Nicholas Griffin’s Dizzy City

cover art, Dizzy CityThis book arrived in the Green Man mailroom some time ago as an uncorrected proof. The brownies put it into my review pile I think because I’ve reviewed other books about people who arrive in New York City and find less than reputable employment, such as Elizabeth Gaffney’s Metropolis. There are definitely similarities between that book and Dizzy City . . . but there are a few differences, too.

One of the most noteworthy differences is the time period. Metropolis took place in the 1870s and reflects the early years of the Gilded Age and the corruption of Tammany Hall. Dizzy City takes place in 1915-1916, as the Gilded Age is about to collapse of its own weight. This time period is fundamentally important to the plot. While the protagonist of Metropolis left his homeland to escape some dark circumstances, they related to his personal situation.
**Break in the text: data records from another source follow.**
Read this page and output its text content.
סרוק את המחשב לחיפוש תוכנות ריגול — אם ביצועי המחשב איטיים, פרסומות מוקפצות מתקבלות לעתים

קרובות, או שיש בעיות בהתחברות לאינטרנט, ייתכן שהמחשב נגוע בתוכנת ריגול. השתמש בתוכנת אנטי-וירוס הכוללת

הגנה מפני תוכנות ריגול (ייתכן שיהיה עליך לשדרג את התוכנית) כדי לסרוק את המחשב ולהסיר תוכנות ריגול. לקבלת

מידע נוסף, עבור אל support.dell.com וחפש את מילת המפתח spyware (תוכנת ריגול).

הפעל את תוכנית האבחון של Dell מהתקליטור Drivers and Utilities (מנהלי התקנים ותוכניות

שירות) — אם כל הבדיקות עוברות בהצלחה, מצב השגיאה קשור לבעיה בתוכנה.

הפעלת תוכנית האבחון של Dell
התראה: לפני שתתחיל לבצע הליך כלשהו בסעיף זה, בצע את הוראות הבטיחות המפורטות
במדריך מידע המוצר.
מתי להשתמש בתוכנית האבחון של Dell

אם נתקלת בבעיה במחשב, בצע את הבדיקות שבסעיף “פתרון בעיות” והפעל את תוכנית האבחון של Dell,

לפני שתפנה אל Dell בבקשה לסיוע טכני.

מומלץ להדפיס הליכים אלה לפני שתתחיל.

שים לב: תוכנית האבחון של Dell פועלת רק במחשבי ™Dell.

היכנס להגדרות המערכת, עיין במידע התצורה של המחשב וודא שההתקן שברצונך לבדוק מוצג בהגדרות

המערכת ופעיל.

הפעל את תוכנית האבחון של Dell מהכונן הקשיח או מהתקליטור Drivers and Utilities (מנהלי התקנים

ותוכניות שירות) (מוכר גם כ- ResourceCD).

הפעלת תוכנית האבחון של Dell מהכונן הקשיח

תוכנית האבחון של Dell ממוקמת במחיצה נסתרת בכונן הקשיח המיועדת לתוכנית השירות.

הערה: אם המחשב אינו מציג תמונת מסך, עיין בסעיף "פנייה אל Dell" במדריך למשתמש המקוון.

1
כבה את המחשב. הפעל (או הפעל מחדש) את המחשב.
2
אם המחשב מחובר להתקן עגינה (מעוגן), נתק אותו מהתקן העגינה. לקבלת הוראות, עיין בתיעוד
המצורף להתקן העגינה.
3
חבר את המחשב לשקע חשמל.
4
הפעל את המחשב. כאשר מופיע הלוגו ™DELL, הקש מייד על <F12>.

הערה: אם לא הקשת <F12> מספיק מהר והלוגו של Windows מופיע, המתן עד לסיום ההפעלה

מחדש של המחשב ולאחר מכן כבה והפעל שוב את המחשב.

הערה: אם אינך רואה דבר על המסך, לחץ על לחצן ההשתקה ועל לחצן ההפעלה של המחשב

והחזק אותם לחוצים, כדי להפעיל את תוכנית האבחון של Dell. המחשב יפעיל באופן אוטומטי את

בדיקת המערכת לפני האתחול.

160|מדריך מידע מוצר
Ben Cramb, the main character of Dizzy City, fled the blood-soaked battlefields of France after he watched his three best childhood friends die in the same pointless skirmish. He thus become a deserter.

Another difference is the character (as in the moral code) of the main character. The protagonist of Metropolis is, as I noted in my earlier review, “a decent bloke who happens to be in the wrong place at the wrong time.” Ben, however, is likeable enough, but he’s definitely an old-style London working class con man and thief, and proud of it. A few decades earlier, he would have been completely at home as a rapscallion in a Dickens novel.

But the most striking difference is the narrative style. Although Griffin sticks with third person throughout the novel, he periodically switches viewpoints, which enables the reader to learn about the backgrounds and motivations of some of the other characters long before Ben does. Because the entire novel is about a series of cons, this approach offers the reader an occasional rush of surprise that makes for an entertaining read.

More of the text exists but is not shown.